Emma Conti (Mediterranean Hope): "Alcuni non riuscivano neppure a camminare. Tra i sopravvissuti anche la mamma di una delle vittime. Servono canali sicuri o nuovi drammi"
"I sopravvissuti erano tutti parecchio provati e sotto choc, molti in stato di ipotermia. Avevano difficoltà a camminare, non riuscivano a muovere le gambe, alcuni sono stati trasportati di peso. Tutti erano in condizioni veramente critiche". A dirlo all'Adnkronos è Emma Conti, operatrice di Mediterranean Hope, programma migranti e rifugiati della Federazione delle chiese evangeliche in Italia, che oggi al molo Favaloro, a Lampedusa, ha accolto i 49 migranti, tratti in salvo dagli uomini della Guardia costiera dopo il ribaltamento del barchino su cui viaggiavano. Sulla carretta in ferro partita venerdì scorso da Sfax, in Tunisia, viaggiavano in 51. Secondo una prima ricostruzione dei fatti, al momento dei soccorsi i naufraghi si sarebbero spostati tutti da un lato, un movimento improvviso che ha fatto capovolgere l'imbarcazione. Per due migranti non c'è stato nulla da fare. I loro corpi senza vita sono stati sbarcati al molo insieme ai sopravvissuti.
"Sono stati diversi giorni in mare, è stata una traversata molto difficile", racconta Emma. Tra i superstiti anche la madre e il fratello di una delle due vittime. "Soprattutto la mamma era parecchio provata, tutti sono stati immediatamente trasferiti all'hotspot.
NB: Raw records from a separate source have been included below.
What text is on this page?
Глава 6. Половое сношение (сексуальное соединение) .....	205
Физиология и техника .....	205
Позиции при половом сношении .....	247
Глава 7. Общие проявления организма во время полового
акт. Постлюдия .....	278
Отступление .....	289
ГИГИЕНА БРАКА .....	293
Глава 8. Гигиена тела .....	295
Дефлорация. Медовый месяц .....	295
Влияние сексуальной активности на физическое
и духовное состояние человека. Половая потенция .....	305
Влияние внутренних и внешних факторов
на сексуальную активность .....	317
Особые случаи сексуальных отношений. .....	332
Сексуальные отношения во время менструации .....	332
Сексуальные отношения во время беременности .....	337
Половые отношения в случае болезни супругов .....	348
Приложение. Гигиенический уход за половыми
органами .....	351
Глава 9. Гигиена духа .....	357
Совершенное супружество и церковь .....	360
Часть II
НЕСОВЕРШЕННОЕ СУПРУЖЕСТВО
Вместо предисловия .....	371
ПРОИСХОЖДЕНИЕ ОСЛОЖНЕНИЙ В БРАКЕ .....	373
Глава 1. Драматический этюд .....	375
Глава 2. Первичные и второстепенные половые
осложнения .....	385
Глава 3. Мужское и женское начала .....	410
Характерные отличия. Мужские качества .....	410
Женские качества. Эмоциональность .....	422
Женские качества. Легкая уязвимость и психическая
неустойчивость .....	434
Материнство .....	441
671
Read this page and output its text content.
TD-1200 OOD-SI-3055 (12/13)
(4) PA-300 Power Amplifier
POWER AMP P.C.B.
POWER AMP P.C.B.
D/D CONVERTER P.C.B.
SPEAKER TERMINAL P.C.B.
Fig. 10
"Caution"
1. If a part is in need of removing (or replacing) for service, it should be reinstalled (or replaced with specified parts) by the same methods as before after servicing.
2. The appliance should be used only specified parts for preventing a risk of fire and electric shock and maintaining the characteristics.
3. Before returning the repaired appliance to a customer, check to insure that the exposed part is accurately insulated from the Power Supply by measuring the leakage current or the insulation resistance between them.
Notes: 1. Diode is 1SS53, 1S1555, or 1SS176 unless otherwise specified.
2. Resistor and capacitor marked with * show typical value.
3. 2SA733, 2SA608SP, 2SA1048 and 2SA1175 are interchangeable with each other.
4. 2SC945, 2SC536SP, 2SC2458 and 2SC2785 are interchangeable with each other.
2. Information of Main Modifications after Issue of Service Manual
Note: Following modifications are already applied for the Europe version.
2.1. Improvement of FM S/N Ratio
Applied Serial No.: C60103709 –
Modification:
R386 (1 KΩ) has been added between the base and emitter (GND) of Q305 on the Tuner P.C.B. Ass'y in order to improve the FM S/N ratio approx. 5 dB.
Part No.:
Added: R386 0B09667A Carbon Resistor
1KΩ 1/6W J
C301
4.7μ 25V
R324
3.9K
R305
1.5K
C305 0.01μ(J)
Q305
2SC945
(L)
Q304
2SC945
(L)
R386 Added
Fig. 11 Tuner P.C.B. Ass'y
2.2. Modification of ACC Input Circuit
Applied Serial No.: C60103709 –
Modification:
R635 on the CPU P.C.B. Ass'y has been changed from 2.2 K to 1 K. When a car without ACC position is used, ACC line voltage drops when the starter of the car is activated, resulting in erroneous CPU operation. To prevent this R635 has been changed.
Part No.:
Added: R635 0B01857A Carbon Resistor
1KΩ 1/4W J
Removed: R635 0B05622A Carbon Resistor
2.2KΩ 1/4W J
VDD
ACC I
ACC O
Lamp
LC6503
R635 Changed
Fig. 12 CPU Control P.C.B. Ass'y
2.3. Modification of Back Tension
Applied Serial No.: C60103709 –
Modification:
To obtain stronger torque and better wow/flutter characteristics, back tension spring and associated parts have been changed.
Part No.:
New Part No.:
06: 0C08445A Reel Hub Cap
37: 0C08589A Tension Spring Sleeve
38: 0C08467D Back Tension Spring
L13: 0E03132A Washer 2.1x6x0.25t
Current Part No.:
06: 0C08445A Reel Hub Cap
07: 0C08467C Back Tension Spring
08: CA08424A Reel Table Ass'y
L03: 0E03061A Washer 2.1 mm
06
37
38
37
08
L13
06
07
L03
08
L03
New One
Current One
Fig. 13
Avevano i vestiti zuppi d'acqua". I migranti, tra cui anche una donna incinta, arrivano da Camerun, Burkina Faso, Guinea, Mali, Gambia, Senegal e Costa d'Avorio. Emma a Lampedusa è arrivata da un anno e mezzo. E da allora il copione è sempre lo stesso. "Continuiamo a contare naufragi, morti, dispersi - dice -, solo una piccola parte di quelli reali perché senza testimoni nel Mediterraneo centrale è difficile avere numeri certi". L'unica cosa che ferma gli approdi è il maltempo. "Tutti noi sappiamo che con le onde alte e il forte vento gli arrivi diminuiscono, salvo poi tornare a crescere appena il tempo migliora - dice -. Ma i flussi cambiano anche in virtù degli accordi di esternalizzazione delle frontiere. Il 2023 si è caratterizzato per la rotta tunisina, dallo scorso ottobre le partenze da Sfax sono diminuite ma non certo interrotte. Tanti tra coloro che sono approdati qui ci hanno raccontato delle violenze subite in Tunisia prima di riuscire a partire".